最近、オクスファム(Oxfam)が発表した資料 "An Economy For The 1%" によると、①世界の人口の1パーセントの金持が残り99パーセントの人々の富を合計したより多くの富をためこんでいる②金持が世界中のタックス・ヘイブンに隠している金が7.6兆ドルに達する③金持上位62人の富が人類の底辺にいる36億人の富に匹敵する。2010年には388人だった④62人の富は過去5年間で45パーセント増えた⑤底辺の人々の民は38パーセント減った。
「収入と富は、トリクル・ダウン(trickle down)どころではなく、危機的な速度で上部に吸い上げられている(sucked upwards)」とオクスファムの資料は言う。
アメリカの大統領選挙で、民主党候補選びでヒラリー・クリントン氏に肉薄しているバーニー・サンダース上院議員はアメリカの上位0.1パーセントの人々が、下位90パーセントの人々の富を合わせた額に相当する富を所有していることは、どこかに重大な誤りがあり、このシステムをかえなければならない、と主張して45歳以下の民主党支持者からクリントン氏に倍する支持を取りつけている。
日本も世界も状況は同じ。

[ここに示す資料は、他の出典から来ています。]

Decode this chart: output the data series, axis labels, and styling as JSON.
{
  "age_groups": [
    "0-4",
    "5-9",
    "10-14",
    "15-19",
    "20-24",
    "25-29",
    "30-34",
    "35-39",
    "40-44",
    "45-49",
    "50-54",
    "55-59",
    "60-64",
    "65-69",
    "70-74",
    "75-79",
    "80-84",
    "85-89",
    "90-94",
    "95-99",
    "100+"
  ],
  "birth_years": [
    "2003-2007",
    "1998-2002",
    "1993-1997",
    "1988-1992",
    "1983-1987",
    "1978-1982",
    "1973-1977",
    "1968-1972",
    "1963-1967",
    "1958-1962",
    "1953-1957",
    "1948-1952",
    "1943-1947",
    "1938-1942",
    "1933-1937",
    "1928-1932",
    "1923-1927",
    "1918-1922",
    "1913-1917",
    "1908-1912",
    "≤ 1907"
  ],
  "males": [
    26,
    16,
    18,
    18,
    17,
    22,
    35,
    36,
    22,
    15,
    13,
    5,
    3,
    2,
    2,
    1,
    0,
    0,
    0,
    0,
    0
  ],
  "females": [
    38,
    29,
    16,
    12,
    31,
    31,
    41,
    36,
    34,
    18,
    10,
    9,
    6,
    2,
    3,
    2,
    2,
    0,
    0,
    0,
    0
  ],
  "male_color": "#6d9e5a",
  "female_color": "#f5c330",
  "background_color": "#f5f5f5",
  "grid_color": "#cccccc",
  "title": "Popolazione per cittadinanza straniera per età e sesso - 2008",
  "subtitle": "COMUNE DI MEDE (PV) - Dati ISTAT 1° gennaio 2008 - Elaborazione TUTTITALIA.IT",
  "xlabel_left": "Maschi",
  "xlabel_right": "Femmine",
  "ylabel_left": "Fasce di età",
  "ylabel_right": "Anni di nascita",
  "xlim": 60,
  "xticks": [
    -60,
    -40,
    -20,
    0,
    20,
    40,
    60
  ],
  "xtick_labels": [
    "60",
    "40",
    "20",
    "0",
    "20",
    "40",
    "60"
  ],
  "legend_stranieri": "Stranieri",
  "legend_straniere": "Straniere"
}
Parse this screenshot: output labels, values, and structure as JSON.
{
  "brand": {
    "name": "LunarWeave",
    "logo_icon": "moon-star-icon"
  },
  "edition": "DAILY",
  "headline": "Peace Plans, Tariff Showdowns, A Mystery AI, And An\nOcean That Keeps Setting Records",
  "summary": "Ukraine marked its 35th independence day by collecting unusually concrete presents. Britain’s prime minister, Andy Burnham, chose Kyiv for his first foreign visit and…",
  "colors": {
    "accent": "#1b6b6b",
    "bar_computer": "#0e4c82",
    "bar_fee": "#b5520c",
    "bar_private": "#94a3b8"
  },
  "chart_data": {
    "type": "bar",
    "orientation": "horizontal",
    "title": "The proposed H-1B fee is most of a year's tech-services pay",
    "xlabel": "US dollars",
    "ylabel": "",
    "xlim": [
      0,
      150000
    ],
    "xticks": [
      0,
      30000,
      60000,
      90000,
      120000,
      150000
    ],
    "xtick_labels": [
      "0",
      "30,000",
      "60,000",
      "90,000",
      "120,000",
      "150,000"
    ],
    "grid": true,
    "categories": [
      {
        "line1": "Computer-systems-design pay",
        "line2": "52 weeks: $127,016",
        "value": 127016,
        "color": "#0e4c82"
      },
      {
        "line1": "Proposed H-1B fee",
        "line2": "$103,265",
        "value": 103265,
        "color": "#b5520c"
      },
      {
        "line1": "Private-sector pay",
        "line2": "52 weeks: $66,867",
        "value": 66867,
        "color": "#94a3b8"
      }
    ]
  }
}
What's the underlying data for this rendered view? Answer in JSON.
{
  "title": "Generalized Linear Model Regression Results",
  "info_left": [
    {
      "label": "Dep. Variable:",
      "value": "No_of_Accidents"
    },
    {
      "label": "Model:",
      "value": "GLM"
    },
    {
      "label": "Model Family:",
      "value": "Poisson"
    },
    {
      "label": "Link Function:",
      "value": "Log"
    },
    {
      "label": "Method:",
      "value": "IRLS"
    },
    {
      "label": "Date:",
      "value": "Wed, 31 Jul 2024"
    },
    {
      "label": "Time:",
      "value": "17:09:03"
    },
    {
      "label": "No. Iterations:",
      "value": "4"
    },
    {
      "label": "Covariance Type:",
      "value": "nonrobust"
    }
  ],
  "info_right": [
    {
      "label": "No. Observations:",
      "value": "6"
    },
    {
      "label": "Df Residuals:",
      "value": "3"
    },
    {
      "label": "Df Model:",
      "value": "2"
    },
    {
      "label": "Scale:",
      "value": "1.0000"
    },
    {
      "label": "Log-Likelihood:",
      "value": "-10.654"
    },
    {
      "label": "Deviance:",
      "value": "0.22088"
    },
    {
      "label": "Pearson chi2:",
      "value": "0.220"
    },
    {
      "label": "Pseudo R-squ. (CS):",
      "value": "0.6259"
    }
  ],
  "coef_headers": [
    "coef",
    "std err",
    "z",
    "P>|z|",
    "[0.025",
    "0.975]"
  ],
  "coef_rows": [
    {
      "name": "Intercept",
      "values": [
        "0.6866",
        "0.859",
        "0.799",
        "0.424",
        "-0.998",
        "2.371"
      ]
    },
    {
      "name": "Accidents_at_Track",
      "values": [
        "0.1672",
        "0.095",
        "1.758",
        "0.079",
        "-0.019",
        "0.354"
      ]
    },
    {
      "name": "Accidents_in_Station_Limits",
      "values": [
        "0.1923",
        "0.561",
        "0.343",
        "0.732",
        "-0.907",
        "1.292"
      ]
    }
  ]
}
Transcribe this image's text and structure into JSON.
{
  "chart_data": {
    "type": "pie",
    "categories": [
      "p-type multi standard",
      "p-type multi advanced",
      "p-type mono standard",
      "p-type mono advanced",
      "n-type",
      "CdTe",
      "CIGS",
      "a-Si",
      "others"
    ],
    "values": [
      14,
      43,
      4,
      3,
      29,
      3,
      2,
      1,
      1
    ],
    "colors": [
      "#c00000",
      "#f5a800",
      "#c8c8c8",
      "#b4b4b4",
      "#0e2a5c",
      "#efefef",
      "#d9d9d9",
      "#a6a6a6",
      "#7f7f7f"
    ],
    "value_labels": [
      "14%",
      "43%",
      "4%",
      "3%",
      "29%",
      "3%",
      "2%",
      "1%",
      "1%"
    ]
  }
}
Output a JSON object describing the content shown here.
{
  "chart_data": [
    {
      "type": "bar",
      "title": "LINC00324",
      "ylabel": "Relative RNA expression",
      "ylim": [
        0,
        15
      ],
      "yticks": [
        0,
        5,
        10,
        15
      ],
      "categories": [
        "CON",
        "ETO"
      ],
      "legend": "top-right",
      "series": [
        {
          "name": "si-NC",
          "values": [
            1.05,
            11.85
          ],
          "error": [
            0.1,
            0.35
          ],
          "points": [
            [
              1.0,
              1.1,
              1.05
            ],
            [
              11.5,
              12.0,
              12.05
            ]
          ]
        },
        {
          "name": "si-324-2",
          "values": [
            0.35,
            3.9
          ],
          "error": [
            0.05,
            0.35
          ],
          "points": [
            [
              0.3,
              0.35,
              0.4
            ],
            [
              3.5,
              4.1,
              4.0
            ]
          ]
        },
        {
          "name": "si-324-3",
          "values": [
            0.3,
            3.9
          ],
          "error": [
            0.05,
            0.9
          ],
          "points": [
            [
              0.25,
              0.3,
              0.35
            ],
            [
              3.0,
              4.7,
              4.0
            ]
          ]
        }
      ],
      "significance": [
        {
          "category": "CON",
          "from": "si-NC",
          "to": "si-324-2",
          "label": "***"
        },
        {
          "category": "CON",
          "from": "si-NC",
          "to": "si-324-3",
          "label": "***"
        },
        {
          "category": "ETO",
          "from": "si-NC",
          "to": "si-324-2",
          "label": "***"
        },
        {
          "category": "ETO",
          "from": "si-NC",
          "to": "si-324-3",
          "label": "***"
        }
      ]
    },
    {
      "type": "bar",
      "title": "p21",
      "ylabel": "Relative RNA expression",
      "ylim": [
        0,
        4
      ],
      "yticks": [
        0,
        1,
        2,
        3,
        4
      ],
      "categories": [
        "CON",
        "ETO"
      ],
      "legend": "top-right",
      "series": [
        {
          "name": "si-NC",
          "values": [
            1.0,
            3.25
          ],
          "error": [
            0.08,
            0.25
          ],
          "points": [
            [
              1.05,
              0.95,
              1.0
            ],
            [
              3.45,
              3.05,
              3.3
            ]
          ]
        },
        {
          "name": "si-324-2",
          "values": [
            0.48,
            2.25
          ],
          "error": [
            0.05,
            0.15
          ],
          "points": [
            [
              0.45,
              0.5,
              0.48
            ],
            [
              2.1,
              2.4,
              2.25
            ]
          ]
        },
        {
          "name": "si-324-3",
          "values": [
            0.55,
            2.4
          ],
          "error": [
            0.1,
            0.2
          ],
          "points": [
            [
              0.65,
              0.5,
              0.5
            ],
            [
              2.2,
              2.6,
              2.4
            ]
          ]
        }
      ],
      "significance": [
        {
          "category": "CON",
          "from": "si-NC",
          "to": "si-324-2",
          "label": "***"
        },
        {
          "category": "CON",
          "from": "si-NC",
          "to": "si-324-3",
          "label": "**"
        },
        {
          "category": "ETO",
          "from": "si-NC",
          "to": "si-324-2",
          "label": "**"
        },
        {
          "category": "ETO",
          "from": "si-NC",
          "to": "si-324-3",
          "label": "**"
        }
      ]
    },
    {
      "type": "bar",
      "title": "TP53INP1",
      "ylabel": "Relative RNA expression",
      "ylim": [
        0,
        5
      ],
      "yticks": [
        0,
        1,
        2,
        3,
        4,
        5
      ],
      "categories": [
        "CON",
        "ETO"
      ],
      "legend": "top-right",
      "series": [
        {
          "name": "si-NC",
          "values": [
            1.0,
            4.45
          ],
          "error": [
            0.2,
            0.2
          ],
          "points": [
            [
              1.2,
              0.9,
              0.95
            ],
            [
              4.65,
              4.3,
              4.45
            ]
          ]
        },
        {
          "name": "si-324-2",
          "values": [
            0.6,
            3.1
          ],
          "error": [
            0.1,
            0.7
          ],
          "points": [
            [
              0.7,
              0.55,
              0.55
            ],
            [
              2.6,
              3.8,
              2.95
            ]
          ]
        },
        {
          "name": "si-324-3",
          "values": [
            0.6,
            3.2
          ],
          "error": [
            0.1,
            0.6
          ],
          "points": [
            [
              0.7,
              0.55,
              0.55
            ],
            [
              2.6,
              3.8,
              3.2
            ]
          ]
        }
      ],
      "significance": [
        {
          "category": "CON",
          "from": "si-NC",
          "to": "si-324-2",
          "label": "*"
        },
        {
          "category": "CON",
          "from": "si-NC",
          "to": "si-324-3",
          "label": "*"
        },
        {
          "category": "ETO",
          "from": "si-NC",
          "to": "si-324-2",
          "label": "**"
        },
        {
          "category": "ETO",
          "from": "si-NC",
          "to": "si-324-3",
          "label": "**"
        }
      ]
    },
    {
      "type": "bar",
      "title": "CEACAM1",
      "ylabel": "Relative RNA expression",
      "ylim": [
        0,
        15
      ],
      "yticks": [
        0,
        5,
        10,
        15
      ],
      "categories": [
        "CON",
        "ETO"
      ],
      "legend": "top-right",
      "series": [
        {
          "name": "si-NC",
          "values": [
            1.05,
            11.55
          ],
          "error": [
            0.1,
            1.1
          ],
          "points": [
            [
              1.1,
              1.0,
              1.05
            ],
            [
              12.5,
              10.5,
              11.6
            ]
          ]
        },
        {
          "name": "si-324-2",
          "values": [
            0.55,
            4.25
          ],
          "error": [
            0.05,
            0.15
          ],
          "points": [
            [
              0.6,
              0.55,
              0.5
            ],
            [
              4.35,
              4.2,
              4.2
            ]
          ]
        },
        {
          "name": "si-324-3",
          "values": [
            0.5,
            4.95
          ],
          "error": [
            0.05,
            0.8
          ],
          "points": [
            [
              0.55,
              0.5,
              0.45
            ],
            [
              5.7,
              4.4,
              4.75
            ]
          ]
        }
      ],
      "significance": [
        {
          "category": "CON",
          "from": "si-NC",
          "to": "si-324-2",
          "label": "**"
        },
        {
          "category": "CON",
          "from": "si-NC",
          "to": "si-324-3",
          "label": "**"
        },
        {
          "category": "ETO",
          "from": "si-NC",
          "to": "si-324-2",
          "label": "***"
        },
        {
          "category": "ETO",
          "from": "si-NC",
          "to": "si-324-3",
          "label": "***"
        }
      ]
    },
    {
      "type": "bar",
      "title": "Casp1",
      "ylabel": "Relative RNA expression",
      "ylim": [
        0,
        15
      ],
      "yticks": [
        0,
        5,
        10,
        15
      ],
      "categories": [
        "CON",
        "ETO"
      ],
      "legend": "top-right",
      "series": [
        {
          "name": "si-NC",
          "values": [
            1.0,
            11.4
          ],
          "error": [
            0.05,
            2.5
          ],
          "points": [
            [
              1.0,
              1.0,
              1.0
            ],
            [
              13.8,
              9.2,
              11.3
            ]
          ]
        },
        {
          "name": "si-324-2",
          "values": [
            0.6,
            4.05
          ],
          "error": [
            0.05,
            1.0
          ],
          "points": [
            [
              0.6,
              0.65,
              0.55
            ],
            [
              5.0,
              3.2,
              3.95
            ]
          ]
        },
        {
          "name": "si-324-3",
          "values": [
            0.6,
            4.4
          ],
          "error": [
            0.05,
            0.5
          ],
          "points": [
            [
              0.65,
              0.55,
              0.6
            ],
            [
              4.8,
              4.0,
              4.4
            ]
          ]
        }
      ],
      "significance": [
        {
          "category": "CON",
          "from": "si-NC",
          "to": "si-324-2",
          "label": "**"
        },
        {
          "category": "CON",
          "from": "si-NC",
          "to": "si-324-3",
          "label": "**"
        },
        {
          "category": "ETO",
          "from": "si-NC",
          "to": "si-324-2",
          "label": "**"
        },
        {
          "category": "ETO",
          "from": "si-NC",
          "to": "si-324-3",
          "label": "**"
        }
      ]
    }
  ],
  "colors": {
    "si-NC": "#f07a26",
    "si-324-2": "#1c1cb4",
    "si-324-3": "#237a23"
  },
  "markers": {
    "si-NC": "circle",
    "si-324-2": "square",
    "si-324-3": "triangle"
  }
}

「企業の内部留保を賃金と税金に」とウルフ氏は助言するが、日本の誰が、いつ、どうやってそれをやるのか、という話になると、実現性に乏しい。
『ヌガラ――19世紀バリの劇場国家』で有名な文化人類学者クリフォード・ギアツによれば、バリの王族は死後、盛大な火葬をお祭りのように行うのがならいだった。金に糸目をつけず葬儀を行うことで王の権威を誇示した。一方で、盛大な火葬はその葬儀費用の支払いという形で、王家に貯まった資産を人民に還流させることになるという、副次的な経済効果をともなった。貯めるだけでなく使うことが重要なのだ、愚か者。